Tujuan jangka panjang orang percaya adalah bertumbuh menjadi serupa dengan Kristus, tetapi ini perlu didefinisikan secara lebih spesifik.

Bekerja dengan keterbatasan kita

Sebagai pelatih, kita akan segera menemukan bahwa tujuan- tujuan Allah bagi mereka yang kita layani melampaui apa yang bisa kita lakukan. Ini perlu kita akui dan terima.

“Tetapi kamu, janganlah kamu disebut Rabi; karena hanya satu Rabimu dan kamu semua adalah saudara. Janganlah pula kamu disebut pemimpin, karena hanya satu Pemimpinmu, yaitu Mesias.” (Matius 23:8, 10).

Ilustrasi untuk bab Inti Kehidupan

Yesus tidak bermaksud bahwa kita tidak boleh memiliki guru. Ia sedang membahas sikap kita terhadap gelar dan posisi kita. Kita harus menyadari bahwa kita bekerja bersama Allah.

Membedakan bagian kita dengan benar

Ingat juga bahwa ini adalah “karya besar” Allah. Bekerjalah dengan keyakinan bahwa Tuhan memiliki karya yang lengkap dalam pikiran untuk setiap individu, dan kontribusi kita kecil meskipun signifikan.

Menemukan keterbatasan kita

Waktu: Tentukan berapa banyak waktu yang bisa kita miliki dengan orang yang dilatih.

Situasi: Situasi belajar mengarahkan kita pada apa yang perlu dibahas.

Sarana: Sarana yang kita miliki sangat memengaruhi apa yang dapat kita lakukan.

Karunia: Apa yang kita lakukan seharusnya sejalan dengan cara Allah memperlengkapi kita secara rohani.

Tujuan-tujuan Allah: Ini mungkin aspek terpenting. Allah tidak dibatasi oleh keadaan kita.

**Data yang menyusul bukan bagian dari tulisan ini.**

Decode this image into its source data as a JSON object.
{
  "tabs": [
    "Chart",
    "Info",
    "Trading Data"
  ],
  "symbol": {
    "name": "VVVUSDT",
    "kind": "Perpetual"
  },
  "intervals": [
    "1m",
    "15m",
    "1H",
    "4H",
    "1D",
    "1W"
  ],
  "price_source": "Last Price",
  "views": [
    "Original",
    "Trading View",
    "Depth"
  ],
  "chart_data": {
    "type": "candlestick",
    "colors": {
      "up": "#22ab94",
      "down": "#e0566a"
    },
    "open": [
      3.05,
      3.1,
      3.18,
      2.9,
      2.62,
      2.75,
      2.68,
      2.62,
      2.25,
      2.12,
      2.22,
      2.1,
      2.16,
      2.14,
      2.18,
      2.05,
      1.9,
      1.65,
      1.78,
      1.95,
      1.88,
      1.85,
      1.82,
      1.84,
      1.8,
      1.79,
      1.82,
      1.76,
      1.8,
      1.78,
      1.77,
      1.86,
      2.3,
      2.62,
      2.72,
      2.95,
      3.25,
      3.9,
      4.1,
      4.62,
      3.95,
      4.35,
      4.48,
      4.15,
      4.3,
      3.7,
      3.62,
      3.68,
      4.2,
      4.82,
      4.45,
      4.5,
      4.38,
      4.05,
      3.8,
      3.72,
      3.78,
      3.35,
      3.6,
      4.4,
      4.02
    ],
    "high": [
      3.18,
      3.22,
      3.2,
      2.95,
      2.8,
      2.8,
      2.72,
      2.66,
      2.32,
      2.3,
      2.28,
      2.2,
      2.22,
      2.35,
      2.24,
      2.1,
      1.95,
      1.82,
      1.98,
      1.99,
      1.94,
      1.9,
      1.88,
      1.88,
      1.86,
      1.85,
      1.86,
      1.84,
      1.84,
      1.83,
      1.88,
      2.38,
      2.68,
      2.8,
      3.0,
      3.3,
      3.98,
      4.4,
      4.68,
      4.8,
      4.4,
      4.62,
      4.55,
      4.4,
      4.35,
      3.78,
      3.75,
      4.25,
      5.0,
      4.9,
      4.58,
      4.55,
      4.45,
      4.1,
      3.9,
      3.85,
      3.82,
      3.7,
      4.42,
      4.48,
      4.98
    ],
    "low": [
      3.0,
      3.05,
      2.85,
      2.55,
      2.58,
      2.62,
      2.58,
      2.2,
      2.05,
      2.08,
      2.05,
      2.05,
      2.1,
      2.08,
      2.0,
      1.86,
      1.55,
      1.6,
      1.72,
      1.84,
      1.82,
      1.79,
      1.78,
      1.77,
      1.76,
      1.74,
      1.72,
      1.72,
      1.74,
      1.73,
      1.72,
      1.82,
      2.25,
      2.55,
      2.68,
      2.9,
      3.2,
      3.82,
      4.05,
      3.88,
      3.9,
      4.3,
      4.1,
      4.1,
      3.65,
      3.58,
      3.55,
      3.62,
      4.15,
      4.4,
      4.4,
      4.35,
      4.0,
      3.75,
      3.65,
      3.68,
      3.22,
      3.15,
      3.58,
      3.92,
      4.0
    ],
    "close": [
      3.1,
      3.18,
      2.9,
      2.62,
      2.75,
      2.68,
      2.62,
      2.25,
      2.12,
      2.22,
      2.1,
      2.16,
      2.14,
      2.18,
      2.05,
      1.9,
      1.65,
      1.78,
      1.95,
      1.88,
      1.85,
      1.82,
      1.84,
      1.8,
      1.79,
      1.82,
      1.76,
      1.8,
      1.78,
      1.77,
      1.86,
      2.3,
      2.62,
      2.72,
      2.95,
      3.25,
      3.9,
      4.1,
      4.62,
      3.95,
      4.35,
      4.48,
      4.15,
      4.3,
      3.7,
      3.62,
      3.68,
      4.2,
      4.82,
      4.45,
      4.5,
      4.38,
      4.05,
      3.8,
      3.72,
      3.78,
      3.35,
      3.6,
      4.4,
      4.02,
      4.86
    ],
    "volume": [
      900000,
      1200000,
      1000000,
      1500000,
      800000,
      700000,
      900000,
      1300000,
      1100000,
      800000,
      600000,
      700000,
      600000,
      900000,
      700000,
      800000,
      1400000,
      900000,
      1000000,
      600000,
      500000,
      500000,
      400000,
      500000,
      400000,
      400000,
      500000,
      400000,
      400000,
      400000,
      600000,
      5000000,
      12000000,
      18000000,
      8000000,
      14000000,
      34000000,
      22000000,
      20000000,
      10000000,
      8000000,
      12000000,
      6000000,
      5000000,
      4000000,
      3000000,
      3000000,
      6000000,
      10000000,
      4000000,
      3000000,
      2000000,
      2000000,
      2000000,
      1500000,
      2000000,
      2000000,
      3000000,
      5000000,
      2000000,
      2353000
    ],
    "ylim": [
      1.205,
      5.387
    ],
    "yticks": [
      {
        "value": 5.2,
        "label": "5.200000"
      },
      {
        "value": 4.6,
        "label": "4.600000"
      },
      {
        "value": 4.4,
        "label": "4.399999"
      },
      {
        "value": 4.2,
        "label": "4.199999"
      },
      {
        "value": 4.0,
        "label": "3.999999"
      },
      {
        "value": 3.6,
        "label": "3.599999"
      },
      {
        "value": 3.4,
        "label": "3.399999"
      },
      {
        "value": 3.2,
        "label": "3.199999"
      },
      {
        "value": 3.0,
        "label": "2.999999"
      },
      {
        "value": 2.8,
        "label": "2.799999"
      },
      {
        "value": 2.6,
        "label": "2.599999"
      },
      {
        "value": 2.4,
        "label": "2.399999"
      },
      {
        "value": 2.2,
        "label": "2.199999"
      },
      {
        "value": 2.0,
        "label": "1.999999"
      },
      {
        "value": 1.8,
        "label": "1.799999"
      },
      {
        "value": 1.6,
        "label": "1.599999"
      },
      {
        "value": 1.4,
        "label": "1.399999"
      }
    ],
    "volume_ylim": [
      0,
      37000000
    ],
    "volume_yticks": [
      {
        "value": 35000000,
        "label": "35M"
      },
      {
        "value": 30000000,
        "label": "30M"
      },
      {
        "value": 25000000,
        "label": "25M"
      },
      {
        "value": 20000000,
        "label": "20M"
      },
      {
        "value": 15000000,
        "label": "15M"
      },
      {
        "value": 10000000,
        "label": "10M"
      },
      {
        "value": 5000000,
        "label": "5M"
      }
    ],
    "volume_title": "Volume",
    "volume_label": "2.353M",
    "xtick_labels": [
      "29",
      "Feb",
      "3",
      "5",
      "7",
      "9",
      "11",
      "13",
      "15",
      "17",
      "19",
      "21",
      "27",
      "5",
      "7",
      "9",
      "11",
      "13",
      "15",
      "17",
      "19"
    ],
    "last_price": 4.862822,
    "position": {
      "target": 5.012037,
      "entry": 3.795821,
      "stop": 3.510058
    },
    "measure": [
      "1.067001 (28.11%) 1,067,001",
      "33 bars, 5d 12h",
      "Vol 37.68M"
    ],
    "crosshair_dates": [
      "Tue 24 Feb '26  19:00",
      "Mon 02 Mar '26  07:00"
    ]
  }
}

Ilustrasi untuk bab Inti Kehidupan

Memperkuat iman kita untuk melatih

Setiap kali saya melakukan seminar pelatihan di luar negeri, saya menghadapi dilema ini. Waktu terbatas. Bahasa menjadi penghalang. Tetapi penting bagi kita sebagai guru untuk berjalan oleh iman.

“Dan Aku pun berkata kepadamu: Engkau adalah Petrus dan di atas batu karang ini Aku akan mendirikan jemaat-Ku dan alam maut tidak akan menguasainya.” (Matius 16:18).

Soal waktu kadang-kadang menjadi tempat ujian, seperti halnya bagi Abraham di Kejadian 16.

Menghidupi kehidupan yang bergantung pada Allah

“Aku menanam, Apolos menyiram, tetapi Allah yang memberi pertumbuhan. Karena itu yang penting bukanlah yang menanam atau yang menyiram, melainkan Allah yang memberi pertumbuhan.” (1 Korintus 3:6-7).

Meskipun kita perlu sadar akan banyak keterbatasan kita, kita tidak membiarkannya merendahkan standar Allah atau membuat kita meremehkan kontribusi kita.

Pelajaran

  • Tujuan jangka panjang membantu kita lebih menghargai tempat kita yang kecil tetapi signifikan dalam pengajaran.
  • Karena kita terbatas, kita perlu dengan rendah hati mencari Allah untuk hikmat.
  • Guru terbaik menaruh hatinya pada bekerja bersama Tuhan, sebagai asisten-Nya yang setia.

Hafalkan dan Renungkan

1 Korintus 3:6-7 Matius 23:8, 10

Penerapan

  • Sebutkan pelajaran paling signifikan yang Anda pelajari dari bab ini. Doakan hal itu.
  • Apakah Anda cenderung memiliki tujuan yang tinggi dan frustrasi, atau tujuan yang rendah dan tidak efektif? Jelaskan.